The first function in our package is the scraper()
. Here you will input a Craigslist housing url for the main housing and apartment rentals page of Craigslist BC and designate the argument online = TRUE
to scrape directly from the internet. When online = FALSE
the scraper function will scrape from a local HTML file, this may be handy if the Craigslist website is down or for internal development and test. Please note that you cannot input the url for an individual listing.
url <- "https://vancouver.craigslist.org/d/apartments-housing-for-rent/search/apa"
scraped_data <- scraper(url, online = FALSE)
head(scraped_data)
#> # A tibble: 6 x 3
#> listing_url price house_type
#> <chr> <chr> <chr>
#> 1 https://vancouver.craigslist.org/bnc/apa/d/burnaby-must-see~ $1,250 1br-600ft~
#> 2 https://vancouver.craigslist.org/rds/apa/d/surrey-bedroom-b~ $1,300 2br-
#> 3 https://vancouver.craigslist.org/van/apa/d/vancouver-furnis~ $1,850 1br-500ft~
#> 4 https://vancouver.craigslist.org/van/apa/d/vancouver-yaleto~ $3,695 2br-900ft~
#> 5 https://vancouver.craigslist.org/van/apa/d/vancouver-bed-ba~ $2,390 2br-748ft~
#> 6 https://vancouver.craigslist.org/van/apa/d/cozy-bedroom-apa~ $1,675 1br-500ft~
Our data_cleaner()
function is straightforward and powerful tool. It turns the tibble with data generated by the scraper()

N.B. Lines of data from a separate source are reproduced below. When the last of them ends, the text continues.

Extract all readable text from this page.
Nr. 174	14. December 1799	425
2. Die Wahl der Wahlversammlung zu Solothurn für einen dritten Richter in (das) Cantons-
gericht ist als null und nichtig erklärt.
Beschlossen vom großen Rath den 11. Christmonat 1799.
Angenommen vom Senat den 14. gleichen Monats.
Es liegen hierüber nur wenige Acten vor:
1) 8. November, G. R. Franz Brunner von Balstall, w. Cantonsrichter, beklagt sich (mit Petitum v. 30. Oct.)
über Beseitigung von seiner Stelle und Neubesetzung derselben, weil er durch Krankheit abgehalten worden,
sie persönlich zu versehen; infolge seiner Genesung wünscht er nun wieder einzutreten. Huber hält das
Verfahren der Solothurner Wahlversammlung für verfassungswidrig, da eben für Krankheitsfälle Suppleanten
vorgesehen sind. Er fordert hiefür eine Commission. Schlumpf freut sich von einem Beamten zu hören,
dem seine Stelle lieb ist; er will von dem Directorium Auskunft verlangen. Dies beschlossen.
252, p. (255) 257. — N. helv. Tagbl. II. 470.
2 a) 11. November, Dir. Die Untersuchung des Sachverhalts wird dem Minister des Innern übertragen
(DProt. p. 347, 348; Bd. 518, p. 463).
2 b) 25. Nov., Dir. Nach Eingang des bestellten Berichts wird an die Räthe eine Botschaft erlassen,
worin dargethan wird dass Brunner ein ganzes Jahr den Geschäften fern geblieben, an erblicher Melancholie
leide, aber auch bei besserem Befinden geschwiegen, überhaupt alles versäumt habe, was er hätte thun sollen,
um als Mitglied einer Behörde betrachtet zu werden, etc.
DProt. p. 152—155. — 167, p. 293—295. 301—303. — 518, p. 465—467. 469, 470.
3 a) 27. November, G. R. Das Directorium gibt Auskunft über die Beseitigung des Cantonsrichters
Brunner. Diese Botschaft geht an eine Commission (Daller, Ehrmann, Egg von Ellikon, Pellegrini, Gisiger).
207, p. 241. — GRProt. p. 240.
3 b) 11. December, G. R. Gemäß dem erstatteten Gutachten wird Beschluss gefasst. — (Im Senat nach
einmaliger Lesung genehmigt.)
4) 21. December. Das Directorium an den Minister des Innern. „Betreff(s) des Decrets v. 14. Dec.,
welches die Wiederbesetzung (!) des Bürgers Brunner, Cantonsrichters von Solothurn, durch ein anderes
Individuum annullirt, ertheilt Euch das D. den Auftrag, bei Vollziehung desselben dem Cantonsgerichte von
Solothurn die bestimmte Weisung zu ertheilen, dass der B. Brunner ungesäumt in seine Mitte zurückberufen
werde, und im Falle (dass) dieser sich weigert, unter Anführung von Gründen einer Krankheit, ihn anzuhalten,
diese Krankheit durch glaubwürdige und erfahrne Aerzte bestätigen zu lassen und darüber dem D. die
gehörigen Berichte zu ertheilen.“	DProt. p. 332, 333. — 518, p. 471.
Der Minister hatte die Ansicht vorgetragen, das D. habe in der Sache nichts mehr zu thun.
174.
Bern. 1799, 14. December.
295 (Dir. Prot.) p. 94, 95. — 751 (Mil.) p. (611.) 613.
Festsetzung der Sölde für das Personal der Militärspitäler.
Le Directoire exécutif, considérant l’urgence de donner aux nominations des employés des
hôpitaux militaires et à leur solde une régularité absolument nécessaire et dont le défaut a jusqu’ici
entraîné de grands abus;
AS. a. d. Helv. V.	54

function into a clean and tidy tibble object. It has a single input, which is the output of the scraper()
function.
cleaned_data <- data_cleaner(scraped_data)
head(cleaned_data)
#> # A tibble: 6 x 5
#> listing_url price num_bedroom area_sqft city
#> <chr> <int> <int> <int> <chr>
#> 1 https://vancouver.craigslist.org/bnc/apa/d~ 1250 1 600 burna~
#> 2 https://vancouver.craigslist.org/rds/apa/d~ 1300 2 NA surrey
#> 3 https://vancouver.craigslist.org/van/apa/d~ 1850 1 500 vanco~
#> 4 https://vancouver.craigslist.org/van/apa/d~ 3695 2 900 vanco~
#> 5 https://vancouver.craigslist.org/van/apa/d~ 2390 2 748 vanco~
#> 6 https://vancouver.craigslist.org/van/apa/d~ 1675 1 500 <NA>
The filter()
function allows you to filter the cleaned data to find the rentals meeting your specifications. The inputs of this function include: the tibble object generated by data_cleaner()
, along with the numeric values for the minimum price, maximum price, minimum square feet, minimum number of bedrooms, and a string of the city name of the desired rentals. It outputs a tibble object with the matching results.
filtered_data <- data_filter(cleaned_data,
min_price = 1000,
max_price = 2000,
sqrt_ft = 500,
num_bedroom_input = 1,
city_input = 'Vancouver')
filtered_data
#> # A tibble: 44 x 5
#> listing_url price num_bedroom area_sqft city
#> <chr> <int> <int> <int> <chr>
#> 1 https://vancouver.craigslist.org/van/apa/~ 1850 1 500 vanco~
#> 2 https://vancouver.craigslist.org/van/apa/~ 1675 1 500 <NA>
#> 3 https://vancouver.craigslist.org/van/apa/~ 1700 3 NA vanco~
#> 4 https://vancouver.craigslist.org/van/apa/~ 1575 1 500 <NA>
#> 5 https://vancouver.craigslist.org/van/apa/~ 1550 1 500 <NA>
#> 6 https://vancouver.craigslist.org/van/apa/~ 2000 2 850 vanco~
#> 7 https://vancouver.craigslist.org/bnc/apa/~ 1450 1 900 <NA>
#> 8 https://vancouver.craigslist.org/rds/apa/~ 1500 2 NA <NA>
#> 9 https://vancouver.craigslist.org/van/apa/~ 1650 1 NA vanco~
#> 10 https://vancouver.craigslist.org/nvn/apa/~ 1750 1 505 vanco~
#> # ... with 34 more rows
At this stage, you can choose to email your filtered results in a .csv
. You will need to input the email address you wish to send the results to and the filtered tibble object. You also have the choice to change the optional email_subject
argument to set your email subject. After the function runs through smoothly without error, you should also receive an email from pyhousehunter@gmail.com in your chosen email’s inbox.
send_email(email_recipient = "elabandari@gmail.com",
filtered_data = filtered_data,
email_subject = 'Results from RHouseHunter')
We do hope rhousehunter
makes your house hunting process easier.